O texto foi desenvolvido durante o curso à distância “Dramaturgia negra: palavra viva”, promovido pelo Itaú Cultural e ministrado pela dramaturga Dione Carlos, autora de Black Brecht – e se Brecht fosse negro?, montagem que eu vi e cheguei a comentar aqui.


Talvez surja a dúvida sobre por que um curso de dramaturgia negra retomaria peças da Antiguidade clássica. É o resultado de um exercício de leitura de textos de Viviane Juguero, autora de Antígona BR e de Ori Oresteia, montadas pelo grupo Caixa Preta, do Rio Grande do Sul, sob a direção de Jessé Oliveira, em 2008 e 2015, respectivamente. O exercício propunha que fosse criada uma cena curta a partir de um personagem ou narrativa de alguma peça grega, trágica ou cômica, mesclada a personagens ou narrativas brasileiras.


Emerson viu a possibilidade de colocar em diálogo Medeia e o Marabaixo, e fez o que chamou de “visoleitura dramática” da cena, que talvez seja ampliada e venha a ser montada em 2021, diz o autor, que pesquisa a história do teatro negro no Brasil.


Outras cenas que retomam peças gregas e que foram selecionadas para o Palco Virtual do Itaú Cultural foram Prometeu BR, de Junior Nascimento, e A greve das amas de leite, de Jefferson Fernandes.
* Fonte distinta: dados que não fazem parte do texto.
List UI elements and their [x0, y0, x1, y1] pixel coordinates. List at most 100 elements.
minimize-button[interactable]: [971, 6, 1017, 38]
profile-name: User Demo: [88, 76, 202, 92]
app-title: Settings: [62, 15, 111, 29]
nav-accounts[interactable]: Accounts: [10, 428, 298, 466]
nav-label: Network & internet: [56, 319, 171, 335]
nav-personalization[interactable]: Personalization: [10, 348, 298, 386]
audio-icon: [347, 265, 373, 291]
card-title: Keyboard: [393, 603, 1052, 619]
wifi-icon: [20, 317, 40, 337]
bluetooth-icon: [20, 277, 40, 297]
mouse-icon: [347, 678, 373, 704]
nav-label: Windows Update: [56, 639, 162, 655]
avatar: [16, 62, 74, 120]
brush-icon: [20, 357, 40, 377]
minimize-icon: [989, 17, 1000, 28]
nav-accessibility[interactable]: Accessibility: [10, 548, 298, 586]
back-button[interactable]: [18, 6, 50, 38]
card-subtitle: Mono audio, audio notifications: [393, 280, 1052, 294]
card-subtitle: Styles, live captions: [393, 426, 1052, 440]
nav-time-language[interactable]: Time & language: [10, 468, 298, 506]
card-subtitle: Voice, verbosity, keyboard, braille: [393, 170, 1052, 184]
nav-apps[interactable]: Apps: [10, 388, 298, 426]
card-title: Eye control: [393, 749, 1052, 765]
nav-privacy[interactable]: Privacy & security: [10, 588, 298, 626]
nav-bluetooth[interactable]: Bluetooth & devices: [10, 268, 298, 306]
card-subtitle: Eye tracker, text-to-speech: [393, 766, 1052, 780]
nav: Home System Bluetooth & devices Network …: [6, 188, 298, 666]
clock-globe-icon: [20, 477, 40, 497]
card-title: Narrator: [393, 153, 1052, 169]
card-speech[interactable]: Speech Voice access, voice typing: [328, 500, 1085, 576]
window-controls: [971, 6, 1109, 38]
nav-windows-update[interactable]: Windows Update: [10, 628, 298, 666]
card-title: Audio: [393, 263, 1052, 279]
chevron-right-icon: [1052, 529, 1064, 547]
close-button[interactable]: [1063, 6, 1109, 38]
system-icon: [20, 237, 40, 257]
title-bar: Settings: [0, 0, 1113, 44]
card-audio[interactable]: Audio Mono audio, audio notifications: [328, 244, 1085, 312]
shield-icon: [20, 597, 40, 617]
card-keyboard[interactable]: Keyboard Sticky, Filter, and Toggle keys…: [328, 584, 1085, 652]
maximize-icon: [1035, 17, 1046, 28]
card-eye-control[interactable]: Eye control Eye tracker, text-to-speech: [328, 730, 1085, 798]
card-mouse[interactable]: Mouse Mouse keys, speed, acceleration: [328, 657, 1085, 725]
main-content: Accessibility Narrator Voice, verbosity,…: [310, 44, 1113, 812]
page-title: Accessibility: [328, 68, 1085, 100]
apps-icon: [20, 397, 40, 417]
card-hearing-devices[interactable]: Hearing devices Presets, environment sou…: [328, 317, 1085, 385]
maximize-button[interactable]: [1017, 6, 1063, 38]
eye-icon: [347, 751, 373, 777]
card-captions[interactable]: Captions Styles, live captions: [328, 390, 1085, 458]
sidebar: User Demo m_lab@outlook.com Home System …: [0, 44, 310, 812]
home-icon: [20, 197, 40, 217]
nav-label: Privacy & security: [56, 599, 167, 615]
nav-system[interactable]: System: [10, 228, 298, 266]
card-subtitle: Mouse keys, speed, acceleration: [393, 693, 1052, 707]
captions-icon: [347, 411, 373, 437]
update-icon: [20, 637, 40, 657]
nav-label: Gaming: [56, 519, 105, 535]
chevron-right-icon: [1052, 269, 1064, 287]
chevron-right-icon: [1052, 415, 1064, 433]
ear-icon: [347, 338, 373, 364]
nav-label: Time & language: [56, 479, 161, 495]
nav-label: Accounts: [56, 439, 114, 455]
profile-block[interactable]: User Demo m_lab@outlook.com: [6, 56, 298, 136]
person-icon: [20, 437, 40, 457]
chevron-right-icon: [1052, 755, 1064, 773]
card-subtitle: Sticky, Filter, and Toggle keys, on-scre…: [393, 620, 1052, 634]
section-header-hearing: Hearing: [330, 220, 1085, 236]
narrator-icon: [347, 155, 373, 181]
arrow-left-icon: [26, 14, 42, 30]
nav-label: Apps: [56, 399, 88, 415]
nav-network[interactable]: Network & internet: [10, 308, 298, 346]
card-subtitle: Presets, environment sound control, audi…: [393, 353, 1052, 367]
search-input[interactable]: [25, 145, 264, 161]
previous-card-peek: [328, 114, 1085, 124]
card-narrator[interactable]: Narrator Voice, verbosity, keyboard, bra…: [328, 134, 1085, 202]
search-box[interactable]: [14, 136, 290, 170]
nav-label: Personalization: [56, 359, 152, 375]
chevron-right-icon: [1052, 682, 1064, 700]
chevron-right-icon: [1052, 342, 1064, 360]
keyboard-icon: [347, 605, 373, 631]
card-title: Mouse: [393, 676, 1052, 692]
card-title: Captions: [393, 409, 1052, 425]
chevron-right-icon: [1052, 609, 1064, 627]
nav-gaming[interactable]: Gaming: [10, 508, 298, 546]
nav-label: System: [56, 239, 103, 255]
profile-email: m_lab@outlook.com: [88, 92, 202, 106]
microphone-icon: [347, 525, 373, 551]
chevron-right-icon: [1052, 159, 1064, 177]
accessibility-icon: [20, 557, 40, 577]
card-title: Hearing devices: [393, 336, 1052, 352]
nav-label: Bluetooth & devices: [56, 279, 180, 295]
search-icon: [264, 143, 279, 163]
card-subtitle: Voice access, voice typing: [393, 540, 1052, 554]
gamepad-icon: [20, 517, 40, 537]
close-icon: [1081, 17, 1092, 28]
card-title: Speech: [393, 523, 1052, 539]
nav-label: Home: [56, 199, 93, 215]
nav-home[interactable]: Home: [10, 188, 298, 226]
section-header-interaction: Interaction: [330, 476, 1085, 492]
Na primeira, o autor se coloca como um Prometeu, mas sofrendo as mazelas da violência racial contra o corpo negro. Na segunda, uma Lisístrata mestiça, talvez fruto de estupro, segundo o autor, lidera uma greve de escravas na Bahia do século XIX, como revela o título, incorporando elementos do maracatu, dança do folclore pernambucano.


A dramaturga Fernanda Onisajé, que comentou as cenas selecionadas, argumenta que é relevante persistir no processo de “empretecer os clássicos”, acessando seus códigos conhecidos e hackeando o sistema de forma a ampliar a voz da dramaturgia negra. Ela diz: “A catarse negra não é a catarse grega. Não gera nem terror nem piedade. Gera atitude”. Sem dúvida, é crescente a mobilização da comunidade teatral em torno das montagens feitas pelos vários grupos negros. Axé!